ESXi Lockdown Mode Explained
In an earlier post I mentioned that the upgrade to vSphere is the right time to make the decision between ESXi and ESX. In any experience with ESXi, you will undoubtedly notice the option in a number of places to enable ESXi Lockdown mode. Both platforms support Lockdown mode, but I want to focus on its behavior for ESXi host installations.
Lockdown mode simply removes any remote root-level access to the host through the vSphere Client. For managed installations using vSphere with vCenter, this is a safe configuration. Lockdown mode will require all communications to use the vCenter Agent on the ESXi system. When managed by vCenter, the communication between the ESXi host and vCenter uses a special user, called vpxuser. If lockdown mode is used, the most visible indication is that you cannot log into the ESXi host via the vSphere Client directly as root. Logging into a host (whether it be ESXi or ESX) directly with the vSphere or VI Client can make sense in certain troubleshooting situations, but generally if the host is managed by vCenter all client activity should be done there. Another side effect of enabling Lockdown mode would be any virtualization-specific tools that use the root account to access the ESXi host directly.

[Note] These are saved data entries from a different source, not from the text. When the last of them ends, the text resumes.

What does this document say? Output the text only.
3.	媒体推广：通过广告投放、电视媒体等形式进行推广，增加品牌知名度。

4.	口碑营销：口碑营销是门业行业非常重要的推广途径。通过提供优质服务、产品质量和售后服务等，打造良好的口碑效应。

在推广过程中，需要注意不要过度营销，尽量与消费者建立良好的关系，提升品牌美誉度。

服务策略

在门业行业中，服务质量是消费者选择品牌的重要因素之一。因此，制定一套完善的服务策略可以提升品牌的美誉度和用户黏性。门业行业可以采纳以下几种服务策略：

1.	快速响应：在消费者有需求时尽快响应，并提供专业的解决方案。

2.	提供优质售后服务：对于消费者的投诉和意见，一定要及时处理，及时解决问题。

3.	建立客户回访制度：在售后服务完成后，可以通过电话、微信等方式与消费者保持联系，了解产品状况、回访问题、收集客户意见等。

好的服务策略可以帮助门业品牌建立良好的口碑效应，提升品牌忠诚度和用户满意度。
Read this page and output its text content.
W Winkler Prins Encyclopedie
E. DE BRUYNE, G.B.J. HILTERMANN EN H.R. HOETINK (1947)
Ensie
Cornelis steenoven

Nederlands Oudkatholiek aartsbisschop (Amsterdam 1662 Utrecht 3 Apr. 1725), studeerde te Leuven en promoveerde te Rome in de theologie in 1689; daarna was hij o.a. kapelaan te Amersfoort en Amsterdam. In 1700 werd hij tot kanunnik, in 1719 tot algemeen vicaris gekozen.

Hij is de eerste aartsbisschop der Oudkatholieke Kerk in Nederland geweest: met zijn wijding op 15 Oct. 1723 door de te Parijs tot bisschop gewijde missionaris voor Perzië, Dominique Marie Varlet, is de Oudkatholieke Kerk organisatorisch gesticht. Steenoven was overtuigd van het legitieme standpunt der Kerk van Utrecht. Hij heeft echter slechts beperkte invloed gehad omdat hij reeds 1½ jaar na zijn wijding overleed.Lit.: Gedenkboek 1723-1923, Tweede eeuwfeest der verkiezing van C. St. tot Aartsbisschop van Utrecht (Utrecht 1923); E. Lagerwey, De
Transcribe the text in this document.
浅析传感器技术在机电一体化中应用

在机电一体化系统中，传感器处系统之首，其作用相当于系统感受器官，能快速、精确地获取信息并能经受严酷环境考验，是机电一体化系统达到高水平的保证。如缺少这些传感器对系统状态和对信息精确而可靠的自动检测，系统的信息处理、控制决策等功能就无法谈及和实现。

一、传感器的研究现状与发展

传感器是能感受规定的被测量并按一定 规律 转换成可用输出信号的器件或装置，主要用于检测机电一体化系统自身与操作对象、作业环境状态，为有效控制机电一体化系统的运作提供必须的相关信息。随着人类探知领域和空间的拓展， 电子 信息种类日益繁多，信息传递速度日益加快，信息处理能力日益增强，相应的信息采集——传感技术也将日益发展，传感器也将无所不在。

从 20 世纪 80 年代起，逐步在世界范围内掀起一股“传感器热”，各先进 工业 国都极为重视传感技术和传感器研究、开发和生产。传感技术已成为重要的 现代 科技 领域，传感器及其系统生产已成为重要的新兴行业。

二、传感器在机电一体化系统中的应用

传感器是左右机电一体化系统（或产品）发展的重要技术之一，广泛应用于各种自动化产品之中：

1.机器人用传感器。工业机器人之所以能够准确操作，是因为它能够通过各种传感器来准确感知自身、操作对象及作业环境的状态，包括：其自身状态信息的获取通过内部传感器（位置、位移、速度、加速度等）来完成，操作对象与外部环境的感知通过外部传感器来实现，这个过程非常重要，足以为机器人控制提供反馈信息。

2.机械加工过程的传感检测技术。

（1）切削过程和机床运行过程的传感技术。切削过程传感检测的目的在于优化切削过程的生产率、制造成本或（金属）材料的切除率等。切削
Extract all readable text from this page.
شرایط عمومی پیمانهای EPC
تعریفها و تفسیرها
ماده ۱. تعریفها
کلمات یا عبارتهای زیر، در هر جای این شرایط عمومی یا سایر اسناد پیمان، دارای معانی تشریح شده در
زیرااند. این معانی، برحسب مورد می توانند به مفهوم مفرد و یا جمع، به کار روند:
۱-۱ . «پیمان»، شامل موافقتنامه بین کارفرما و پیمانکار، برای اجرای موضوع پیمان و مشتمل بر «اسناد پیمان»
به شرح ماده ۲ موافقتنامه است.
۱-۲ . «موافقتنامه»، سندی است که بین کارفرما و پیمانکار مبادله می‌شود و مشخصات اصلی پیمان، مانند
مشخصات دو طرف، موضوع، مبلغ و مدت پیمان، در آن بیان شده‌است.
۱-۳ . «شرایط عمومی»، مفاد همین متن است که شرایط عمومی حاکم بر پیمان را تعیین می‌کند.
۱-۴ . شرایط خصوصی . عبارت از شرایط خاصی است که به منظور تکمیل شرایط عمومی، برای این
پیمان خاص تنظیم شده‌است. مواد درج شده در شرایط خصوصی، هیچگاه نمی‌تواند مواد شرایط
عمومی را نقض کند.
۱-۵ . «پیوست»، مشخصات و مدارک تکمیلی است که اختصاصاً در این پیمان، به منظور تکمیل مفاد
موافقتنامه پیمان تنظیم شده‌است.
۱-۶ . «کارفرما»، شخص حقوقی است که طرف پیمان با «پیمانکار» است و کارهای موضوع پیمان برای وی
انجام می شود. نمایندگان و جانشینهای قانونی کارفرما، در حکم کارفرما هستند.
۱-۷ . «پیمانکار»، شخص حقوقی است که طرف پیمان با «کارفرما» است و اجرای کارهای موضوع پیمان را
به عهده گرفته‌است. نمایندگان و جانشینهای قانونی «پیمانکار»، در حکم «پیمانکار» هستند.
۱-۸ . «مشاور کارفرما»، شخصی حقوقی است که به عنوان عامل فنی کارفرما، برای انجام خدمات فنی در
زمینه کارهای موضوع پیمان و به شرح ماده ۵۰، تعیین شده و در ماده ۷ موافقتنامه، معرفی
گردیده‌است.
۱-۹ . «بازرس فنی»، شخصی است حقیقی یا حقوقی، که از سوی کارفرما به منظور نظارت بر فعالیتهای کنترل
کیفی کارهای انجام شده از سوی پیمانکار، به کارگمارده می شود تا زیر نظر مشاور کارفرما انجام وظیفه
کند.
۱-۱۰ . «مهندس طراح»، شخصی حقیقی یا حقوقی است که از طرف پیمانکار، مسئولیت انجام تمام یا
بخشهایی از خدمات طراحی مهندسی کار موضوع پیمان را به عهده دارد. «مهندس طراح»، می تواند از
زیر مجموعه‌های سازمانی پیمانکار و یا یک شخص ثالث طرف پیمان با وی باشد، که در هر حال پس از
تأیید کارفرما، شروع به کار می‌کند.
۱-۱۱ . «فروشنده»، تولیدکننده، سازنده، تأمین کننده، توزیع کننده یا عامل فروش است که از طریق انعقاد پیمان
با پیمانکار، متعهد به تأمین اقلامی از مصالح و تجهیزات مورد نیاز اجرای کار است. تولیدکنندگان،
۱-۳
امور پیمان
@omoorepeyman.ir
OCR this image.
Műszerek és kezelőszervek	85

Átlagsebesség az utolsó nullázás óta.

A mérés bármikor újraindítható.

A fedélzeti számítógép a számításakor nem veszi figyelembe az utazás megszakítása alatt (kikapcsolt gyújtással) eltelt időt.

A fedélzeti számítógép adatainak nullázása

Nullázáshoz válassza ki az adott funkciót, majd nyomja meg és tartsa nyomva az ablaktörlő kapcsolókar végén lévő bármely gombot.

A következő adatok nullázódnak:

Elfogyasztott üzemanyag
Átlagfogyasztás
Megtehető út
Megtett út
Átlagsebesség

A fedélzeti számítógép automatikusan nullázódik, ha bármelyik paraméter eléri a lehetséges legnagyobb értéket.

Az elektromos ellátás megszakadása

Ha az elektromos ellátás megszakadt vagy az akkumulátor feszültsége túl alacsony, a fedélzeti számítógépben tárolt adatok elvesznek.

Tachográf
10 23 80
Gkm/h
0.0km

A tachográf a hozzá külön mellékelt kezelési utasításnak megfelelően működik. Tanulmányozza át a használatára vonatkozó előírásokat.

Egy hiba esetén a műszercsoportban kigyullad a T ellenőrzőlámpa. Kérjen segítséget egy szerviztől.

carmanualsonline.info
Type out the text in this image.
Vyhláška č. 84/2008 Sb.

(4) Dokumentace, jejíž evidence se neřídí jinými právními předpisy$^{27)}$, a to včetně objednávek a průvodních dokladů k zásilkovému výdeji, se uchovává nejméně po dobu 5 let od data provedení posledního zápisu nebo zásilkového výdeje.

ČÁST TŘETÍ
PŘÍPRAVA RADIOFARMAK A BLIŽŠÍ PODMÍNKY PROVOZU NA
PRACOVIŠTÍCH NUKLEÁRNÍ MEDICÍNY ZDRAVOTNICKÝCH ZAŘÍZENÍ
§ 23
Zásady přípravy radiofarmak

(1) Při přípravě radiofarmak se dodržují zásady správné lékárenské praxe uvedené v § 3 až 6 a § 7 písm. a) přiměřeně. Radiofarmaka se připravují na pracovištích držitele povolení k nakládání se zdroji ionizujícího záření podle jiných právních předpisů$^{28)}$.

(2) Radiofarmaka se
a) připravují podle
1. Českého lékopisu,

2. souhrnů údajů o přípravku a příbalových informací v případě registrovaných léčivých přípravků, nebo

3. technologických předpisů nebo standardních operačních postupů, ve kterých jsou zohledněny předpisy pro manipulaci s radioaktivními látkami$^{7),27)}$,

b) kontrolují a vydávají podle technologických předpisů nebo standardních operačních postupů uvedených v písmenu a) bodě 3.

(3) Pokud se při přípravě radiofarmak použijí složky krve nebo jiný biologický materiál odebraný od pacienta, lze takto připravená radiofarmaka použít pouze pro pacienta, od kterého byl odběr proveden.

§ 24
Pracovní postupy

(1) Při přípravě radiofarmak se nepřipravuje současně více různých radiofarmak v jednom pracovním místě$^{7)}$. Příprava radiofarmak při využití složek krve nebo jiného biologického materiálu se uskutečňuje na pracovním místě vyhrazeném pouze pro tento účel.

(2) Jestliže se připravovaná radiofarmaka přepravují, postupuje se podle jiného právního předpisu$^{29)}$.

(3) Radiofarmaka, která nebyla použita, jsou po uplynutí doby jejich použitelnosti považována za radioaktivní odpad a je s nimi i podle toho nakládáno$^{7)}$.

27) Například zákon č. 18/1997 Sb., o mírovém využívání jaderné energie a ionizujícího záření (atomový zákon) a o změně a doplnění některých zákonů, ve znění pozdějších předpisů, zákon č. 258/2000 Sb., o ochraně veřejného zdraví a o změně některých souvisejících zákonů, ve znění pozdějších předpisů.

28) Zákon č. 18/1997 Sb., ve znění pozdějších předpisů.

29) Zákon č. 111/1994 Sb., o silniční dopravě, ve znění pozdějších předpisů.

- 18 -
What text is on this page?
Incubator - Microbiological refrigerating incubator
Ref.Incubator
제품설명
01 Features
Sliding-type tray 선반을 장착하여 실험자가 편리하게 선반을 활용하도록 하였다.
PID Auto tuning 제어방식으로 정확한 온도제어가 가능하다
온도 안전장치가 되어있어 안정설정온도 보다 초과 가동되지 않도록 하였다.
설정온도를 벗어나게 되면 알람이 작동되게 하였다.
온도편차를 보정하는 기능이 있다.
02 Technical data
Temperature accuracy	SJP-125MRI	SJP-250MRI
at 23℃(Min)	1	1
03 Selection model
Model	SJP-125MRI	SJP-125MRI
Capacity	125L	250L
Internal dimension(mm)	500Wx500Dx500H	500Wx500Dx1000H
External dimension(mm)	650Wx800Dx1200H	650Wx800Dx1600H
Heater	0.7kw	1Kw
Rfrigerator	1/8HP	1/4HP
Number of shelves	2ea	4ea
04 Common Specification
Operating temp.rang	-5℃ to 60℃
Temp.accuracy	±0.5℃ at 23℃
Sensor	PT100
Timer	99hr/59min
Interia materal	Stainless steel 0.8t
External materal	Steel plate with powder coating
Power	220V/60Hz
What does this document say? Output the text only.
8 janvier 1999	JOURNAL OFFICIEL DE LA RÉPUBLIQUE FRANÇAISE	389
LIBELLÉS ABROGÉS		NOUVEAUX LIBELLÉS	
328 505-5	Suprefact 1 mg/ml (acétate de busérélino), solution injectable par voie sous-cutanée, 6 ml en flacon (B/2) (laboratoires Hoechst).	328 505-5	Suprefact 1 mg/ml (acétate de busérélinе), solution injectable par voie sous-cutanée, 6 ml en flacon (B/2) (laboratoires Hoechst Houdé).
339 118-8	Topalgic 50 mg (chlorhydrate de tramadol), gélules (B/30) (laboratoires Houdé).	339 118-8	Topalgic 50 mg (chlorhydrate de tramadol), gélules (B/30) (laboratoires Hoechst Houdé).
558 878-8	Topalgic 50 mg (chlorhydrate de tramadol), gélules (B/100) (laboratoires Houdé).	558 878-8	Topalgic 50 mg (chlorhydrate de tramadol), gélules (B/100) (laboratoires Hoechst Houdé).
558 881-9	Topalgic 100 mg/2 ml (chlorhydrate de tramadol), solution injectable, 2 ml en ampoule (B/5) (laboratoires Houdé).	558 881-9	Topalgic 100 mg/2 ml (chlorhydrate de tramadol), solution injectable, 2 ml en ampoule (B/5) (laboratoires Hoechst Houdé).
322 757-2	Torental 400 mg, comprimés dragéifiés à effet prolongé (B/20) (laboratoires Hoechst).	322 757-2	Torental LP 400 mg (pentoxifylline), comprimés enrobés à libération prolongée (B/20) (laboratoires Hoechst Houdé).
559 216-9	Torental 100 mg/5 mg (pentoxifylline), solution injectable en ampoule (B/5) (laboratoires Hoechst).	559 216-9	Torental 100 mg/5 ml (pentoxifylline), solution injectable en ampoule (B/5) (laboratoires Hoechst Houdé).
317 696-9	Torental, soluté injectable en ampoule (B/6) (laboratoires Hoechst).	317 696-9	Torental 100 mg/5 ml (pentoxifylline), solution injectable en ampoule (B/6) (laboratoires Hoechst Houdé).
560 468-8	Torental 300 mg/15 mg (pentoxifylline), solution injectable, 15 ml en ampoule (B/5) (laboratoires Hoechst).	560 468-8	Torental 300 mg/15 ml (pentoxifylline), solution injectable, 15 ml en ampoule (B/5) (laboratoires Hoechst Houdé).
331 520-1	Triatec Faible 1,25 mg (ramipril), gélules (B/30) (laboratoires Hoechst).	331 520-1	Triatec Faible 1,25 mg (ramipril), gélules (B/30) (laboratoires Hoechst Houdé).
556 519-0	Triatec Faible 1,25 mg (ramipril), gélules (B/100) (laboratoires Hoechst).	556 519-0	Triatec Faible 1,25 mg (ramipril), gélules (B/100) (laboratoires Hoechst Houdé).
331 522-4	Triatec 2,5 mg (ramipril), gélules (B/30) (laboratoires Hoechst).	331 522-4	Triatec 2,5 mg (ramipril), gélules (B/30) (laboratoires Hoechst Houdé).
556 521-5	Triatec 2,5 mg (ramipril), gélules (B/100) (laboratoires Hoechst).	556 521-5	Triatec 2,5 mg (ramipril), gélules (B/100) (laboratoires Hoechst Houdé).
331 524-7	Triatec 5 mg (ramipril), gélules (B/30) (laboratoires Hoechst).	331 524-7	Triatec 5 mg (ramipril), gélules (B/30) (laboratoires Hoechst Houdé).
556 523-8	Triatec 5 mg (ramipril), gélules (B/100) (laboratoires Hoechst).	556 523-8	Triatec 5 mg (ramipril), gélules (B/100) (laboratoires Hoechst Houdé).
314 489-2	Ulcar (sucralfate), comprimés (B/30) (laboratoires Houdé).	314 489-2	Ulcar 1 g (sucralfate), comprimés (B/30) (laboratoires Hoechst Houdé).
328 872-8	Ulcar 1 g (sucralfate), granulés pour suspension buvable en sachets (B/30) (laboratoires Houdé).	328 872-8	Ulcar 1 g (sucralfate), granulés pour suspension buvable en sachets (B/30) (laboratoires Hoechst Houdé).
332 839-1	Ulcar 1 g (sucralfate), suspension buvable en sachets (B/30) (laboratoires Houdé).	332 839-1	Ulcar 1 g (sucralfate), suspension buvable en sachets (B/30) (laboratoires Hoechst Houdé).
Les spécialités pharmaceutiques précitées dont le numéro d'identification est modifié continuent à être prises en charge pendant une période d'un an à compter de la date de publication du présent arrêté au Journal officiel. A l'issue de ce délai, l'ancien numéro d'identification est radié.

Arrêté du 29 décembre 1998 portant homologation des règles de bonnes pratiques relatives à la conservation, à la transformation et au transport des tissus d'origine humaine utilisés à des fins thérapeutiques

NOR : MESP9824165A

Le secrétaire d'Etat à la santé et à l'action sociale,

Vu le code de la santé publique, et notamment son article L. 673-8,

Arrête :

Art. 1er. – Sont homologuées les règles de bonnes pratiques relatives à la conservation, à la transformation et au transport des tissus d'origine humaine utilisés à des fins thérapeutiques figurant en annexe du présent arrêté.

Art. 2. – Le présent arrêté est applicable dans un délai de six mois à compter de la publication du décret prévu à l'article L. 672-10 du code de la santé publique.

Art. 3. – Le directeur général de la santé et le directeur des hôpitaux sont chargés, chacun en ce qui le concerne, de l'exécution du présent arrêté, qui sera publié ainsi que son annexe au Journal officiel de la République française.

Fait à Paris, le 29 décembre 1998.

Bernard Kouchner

Lockdown mode does not, however, remove SSH access with the root account to the ESXi server if you have enabled it (see Fig. 1).
|Figure 1. An ESXi host is being added with the option to enable Lockdown mode. (Click image to view larger version.)|
The next question is how does Lockdown mode affect any troubleshooting efforts that may be required for virtualization administrators? Not much, in my opinion. Through the physical console access via a monitor, HP iLO, Dell DRAC or otherwise direct access to the console of the system we are still able to access the main ESXi screen. This includes the option to restart the management network and restart the management agents. Further, the command line access is still available if needed on the ESXi host and Lockdown mode can be disabled on the fly.
Is Lockdown mode a security silver bullet? No. But it is a good practice if direct vSphere client connections should be prohibited to the hosts.